И через два дня после этих его слов меня и выдернули. Да как! Ночью! Пришел сам начальник отделения вместе с начальником лагпункта — так еще никого не забирали. Даже и на расстрел так не забирали. Проверили по формуляру и велели собираться с вещами. Уж по дороге начальник лагеря спросил тихо: «Писал ты?» — «Писал». — «Ну вот и дописался на свою голову». Когда я шел мимо нар, весь барак молчал. Ашот лежал около меня, спал. Когда пришли, даже глаз не открыл, только когда я уже, выходя, наклонился над ним, он, так же не открывая глаз, сказал тихо: «Прощай, Георгий! Прости. Понадеялся я на скота. Ну ничего, скоро все там будем. Я тоже теперь уже и постараюсь, не задержусь». Вот так я и очутился в одной камере с вами.

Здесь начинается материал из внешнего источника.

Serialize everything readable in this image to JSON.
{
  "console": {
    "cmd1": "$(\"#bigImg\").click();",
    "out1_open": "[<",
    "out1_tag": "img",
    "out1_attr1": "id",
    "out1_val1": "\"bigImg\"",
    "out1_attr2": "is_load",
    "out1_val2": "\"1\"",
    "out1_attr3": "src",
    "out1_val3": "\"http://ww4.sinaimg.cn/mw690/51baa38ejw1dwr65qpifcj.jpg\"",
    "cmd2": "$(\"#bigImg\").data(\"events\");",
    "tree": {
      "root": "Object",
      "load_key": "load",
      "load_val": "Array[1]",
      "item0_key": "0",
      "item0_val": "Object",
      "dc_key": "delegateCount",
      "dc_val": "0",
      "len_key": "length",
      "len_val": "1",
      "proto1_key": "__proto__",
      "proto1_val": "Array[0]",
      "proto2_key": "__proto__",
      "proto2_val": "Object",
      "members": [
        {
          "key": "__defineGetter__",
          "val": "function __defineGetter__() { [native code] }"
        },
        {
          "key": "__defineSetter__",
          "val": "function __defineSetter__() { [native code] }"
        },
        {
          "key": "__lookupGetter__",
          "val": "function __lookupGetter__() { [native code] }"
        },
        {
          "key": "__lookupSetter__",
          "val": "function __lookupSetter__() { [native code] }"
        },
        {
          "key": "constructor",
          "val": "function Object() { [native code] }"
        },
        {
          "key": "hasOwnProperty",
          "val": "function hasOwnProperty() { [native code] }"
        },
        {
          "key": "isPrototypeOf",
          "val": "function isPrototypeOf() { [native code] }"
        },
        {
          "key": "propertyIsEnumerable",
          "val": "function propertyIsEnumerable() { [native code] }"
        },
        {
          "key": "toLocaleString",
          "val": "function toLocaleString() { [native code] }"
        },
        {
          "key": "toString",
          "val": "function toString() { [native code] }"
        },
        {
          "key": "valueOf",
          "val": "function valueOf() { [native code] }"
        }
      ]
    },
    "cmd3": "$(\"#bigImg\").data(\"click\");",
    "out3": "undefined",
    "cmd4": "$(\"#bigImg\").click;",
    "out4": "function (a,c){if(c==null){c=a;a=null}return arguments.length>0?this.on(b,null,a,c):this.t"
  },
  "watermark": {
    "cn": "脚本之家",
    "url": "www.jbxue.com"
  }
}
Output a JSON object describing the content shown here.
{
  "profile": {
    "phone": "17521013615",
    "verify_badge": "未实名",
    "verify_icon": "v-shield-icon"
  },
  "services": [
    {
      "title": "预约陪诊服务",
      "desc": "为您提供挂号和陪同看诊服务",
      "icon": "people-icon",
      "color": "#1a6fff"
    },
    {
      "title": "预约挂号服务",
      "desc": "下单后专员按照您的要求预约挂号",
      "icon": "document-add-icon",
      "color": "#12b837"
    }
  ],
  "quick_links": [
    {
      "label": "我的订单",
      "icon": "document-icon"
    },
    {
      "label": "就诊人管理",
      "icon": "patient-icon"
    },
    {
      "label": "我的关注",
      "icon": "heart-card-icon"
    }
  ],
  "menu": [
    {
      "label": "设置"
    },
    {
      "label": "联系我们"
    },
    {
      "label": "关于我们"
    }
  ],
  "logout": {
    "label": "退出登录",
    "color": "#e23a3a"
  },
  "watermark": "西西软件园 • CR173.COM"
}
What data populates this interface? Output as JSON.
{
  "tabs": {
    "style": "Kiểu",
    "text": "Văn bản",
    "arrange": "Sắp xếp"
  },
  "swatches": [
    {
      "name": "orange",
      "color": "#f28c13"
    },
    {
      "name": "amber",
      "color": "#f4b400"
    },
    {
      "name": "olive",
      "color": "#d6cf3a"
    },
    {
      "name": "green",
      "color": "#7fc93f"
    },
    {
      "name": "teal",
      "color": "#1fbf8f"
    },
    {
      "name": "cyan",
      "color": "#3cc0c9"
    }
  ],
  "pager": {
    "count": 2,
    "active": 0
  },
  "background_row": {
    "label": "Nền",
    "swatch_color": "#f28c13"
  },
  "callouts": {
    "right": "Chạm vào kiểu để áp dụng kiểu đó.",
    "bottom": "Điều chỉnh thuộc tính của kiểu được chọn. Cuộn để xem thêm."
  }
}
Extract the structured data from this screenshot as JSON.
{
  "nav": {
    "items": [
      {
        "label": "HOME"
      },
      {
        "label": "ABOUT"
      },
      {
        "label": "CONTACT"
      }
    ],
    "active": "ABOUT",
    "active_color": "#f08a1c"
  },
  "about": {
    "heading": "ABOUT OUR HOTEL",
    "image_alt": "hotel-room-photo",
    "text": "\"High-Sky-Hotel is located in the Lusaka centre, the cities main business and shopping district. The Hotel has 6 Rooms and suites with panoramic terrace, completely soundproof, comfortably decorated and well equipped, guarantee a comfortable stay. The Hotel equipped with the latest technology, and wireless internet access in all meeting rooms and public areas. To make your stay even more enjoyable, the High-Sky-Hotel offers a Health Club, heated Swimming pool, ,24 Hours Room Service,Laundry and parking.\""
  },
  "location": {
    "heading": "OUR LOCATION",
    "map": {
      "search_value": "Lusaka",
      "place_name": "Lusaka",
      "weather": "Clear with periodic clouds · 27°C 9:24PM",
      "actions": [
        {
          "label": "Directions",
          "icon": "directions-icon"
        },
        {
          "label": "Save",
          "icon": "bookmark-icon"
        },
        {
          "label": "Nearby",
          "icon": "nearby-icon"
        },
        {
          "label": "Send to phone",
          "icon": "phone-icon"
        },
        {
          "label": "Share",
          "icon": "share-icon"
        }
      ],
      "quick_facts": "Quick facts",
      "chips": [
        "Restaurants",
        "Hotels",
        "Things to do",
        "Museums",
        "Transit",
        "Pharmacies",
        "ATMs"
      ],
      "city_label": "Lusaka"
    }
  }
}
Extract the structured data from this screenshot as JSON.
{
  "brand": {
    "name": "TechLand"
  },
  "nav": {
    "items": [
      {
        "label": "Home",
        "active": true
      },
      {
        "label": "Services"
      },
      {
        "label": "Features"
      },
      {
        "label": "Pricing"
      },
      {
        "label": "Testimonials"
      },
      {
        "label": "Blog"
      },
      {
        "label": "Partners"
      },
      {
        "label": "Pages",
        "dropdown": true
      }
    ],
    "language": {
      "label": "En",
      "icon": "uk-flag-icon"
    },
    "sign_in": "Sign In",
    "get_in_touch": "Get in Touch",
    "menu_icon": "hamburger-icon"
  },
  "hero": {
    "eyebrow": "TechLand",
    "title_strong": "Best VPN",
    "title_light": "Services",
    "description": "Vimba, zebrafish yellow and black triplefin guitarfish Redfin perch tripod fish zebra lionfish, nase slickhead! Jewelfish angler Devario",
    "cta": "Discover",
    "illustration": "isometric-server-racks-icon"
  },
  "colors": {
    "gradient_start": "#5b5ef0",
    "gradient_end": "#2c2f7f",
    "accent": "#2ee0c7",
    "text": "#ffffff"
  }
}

Вот и всё.
Он вздохнул, лег на койку и вытянулся.
Взяли старика на другой день после обеда. Вызвали на допрос и через десять минут пришли за вещами. Забрали все, даже матрац и одеяло. И опять рядом с койкой Зыбина стоял голый черный железный скелет. Он глядел на эту железку и думал: «Вот и кончилась жизнь хорошего, доброго человека — Георгия Матвеевича Каландарашвили. Всю жизнь он верил в право, и ему полностью показали, что оно такое. Почтим же его память мысленно вставанием, потому что по-настоящему мне вставать сейчас не хочется, да и незачем. Мир праху твоему, товарищ! Ах, почему тебя действительно не отговорил этот старый армянин. И ведь вот беда, смерть пришла к тебе как раз в тот момент, когда тебе снова захотелось жить. Стеклышки, стеклышки — зеленые, красные, синие, — ведь всегда дело только в них!»
Часть пятая
Глава I
За золотыми и перламутровыми стеклами в парке играл оркестр: труба, саксофон и мелкие-мелкие тарелочки.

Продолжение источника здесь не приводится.